Desde Rousseau, a teoria do contrato social percorreu um longo caminho. Segundo o filósofo de Genebra, o povo legitima os governos, dando seu consentimento mútuo à estrutura de governança em um contrato social. Muitos filósofos e teóricos políticos ao longo do tempo analisaram e discutiram essa teoria. Libertários, como Lysander Spooner, por exemplo, argumentaram que, embora seja uma boa teoria, a realidade é que as constituições atuais não têm consentimento individual explícito dos governados.

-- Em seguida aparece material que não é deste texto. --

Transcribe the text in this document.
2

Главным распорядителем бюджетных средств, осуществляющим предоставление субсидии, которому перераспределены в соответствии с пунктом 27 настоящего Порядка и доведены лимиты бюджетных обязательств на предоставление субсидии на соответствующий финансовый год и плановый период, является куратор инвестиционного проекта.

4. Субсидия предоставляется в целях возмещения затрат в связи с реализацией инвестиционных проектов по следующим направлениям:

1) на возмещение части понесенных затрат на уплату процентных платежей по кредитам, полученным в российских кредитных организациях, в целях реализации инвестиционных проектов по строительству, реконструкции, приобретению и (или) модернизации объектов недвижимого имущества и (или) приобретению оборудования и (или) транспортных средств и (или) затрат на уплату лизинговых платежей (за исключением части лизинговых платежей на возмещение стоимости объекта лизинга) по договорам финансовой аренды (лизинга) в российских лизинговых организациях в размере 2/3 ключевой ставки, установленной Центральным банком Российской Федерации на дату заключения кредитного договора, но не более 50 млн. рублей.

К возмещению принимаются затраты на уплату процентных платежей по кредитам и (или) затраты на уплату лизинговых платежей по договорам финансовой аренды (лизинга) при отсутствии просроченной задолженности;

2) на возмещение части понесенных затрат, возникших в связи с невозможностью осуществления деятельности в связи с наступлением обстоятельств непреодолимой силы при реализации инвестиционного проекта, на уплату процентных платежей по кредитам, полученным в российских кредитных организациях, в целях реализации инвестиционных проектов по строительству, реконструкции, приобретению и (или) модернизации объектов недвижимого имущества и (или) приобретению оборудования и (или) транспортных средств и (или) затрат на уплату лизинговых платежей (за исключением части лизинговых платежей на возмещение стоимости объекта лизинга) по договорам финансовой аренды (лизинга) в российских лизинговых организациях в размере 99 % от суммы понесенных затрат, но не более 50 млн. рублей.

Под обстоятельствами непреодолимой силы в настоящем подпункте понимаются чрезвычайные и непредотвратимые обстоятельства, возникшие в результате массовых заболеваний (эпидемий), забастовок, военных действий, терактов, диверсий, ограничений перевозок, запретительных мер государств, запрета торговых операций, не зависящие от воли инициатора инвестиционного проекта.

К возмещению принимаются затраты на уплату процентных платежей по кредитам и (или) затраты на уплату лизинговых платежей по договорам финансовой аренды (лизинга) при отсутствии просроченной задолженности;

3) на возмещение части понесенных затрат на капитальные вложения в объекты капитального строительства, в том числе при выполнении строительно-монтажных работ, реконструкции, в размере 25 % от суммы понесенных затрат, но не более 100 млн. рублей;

Mas e se esse não fosse o caso? E se as Constituições fossem contratos reais e, portanto, parte do direito privado? Neste artigo, vamos analisar algumas das implicações desta proposta. Mas antes de fazermos isso, vamos analisar os precursores da ideia.

O primeiro deles vem da teoria constitucional, que trata da questão de como se deve interpretar uma constituição. Algumas teorias dizem que se deve sempre governar com base no significado original das palavras assentadas nos documentos, outras afirmam que o significado atual das palavras deve ser usado. O contractarismo, como explicado por Tom W. Bell, difere de ambos os pontos de vista, pois trata a constituição como se fosse um contrato, governando de maneira a maximizar o consentimento. No entanto, ainda não existe um contrato individual real.

A outra raiz dessa ideia pode ser encontrada no modelo de Free Private Cities. Uma Free Private City, conforme definida por Titus Gebel, é uma autoridade local soberana ou semiautônoma com sua própria estrutura legal e regulatória que oferece serviços de governança contratualmente. Aqui, existe um contrato social real entre o cliente-cidadão e o operador do governo. No entanto, uma Free Private City é mais parecida com zonas econômicas especiais e cidades charter [Charter Cities], uma vez que lhe é concedida uma “folha em branco” para legislação, sendo possível criar um novo sistema jurídico a partir do zero. Embora a ideia possa ser aplicada facilmente em áreas despovoadas, “redefinir” a lei em cidades já existentes pode ser politicamente impossível ou uma fonte de conflito grande demais para ser viável.

Partindo desses dois princípios, chegamos a uma terceira alternativa: oferecer serviços municipais e governamentais já existentes, contudo, em bases contratuais. Quais são as consequências dessa mudança para a operação e entrega de serviços de governança? Antes de tudo, para que o contrato seja válido, deve haver uma garantia de consentimento inicial, caso contrário, não há contrato, mas coerção. Todos os cidadãos devem receber o contrato e consentir explicitamente com ele. Isso poderia ser feito de uma só vez ou através de um processo de transição, no qual os cidadãos que atingem a idade adulta recebem o contrato. Se eles concordarem, continuam sua vida como de costume; caso contrário, são instados a encontrar outro lugar para morar. Se alguém não tem para onde emigrar, deve, ao menos, consentir em seguir as regras locais até conseguir encontrar outro lugar. Uma das consequências mais notáveis ​​desse consentimento inicial seria a maior legitimidade da ação pública e um fortalecimento do estado de direito, pois, neste caso, todos os cidadãos assinaram um acordo com a cidade. A objeção comum "eu nunca concordei com isso" não mais é válida à aplicação da lei.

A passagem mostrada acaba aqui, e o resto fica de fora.